Interoperability—whether data sharing or linking between systems—remains a challenge.
“With all the different configurations of stacks that are running around out there, getting to an enterprise-level capability is tough,” Cropsey told reporters. “As part of where we’re trying to in our ‘26 priorities, we’re actually looking at how do we build an enterprise battle network, [an] enterprise-wide set of strategies that allows us to go from however many disparate systems are out there today into some rational number of end-to-end capabilities that will allow us to get to the speed and the scale that we need.”
Technical teams are currently developing drafts of those strategies, which will fit under C3BM’s strategic framework announced in July. The Air Force released a separate network modernization document earlier this month.
“As we go into the fall timeframe, we’re going to take those initial internal documents and strategies and start proliferating them out to the rest of the department to get their inputs and then ultimately out for comment to the broader industry base that provides that capability back into us, so that we have a robust strategy around what that end state looks like,” Cropsey said.
But even the best algorithms need good data and management practices to back them up.
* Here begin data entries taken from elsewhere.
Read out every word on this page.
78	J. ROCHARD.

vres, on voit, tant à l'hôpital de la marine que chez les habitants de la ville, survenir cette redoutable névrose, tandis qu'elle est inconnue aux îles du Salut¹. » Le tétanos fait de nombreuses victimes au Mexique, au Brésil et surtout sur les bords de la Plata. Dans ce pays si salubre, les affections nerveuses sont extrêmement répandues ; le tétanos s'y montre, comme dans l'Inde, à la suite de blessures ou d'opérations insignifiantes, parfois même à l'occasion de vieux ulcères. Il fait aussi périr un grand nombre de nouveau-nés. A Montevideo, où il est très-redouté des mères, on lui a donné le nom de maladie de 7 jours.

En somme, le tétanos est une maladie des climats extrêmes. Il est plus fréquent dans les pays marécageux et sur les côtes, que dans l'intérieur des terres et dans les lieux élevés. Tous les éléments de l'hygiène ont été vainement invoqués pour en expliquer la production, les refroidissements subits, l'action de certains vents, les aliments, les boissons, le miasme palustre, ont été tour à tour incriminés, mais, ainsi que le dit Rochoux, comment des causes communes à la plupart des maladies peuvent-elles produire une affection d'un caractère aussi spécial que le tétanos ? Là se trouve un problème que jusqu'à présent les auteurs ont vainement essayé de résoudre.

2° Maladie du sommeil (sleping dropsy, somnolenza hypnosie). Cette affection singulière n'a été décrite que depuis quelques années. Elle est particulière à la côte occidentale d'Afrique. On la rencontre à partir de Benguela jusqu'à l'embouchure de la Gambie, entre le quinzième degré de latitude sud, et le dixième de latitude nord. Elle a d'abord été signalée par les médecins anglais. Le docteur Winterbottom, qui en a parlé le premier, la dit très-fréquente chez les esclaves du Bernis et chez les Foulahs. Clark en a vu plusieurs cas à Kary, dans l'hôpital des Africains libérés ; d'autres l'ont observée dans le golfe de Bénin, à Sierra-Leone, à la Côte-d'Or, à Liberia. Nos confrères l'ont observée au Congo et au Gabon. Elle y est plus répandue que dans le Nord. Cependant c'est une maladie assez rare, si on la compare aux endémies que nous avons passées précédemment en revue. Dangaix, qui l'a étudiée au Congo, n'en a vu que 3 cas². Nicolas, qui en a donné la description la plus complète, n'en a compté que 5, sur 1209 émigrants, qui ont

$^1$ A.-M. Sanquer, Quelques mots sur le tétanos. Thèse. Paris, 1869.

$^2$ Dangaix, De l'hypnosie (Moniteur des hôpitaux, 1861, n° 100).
“We really struggle, I think, with data integrity and being able to integrate our data…And I think that we go into things with good intentions, we look for [commercial-off-the-shelf] solutions to use, but then we personalize things to the degree that we just can’t get there to integrate,” said Maj. Gen. Michele Edmondson, Air Force deputy chief of staff for warfighter communications and cyber systems. “And from an A6 perspective, if we can’t get the data right, there are so many things that we just won’t be able to do to support Gen. Cropsey in his endeavor. So we’ve got to focus more on the data piece.”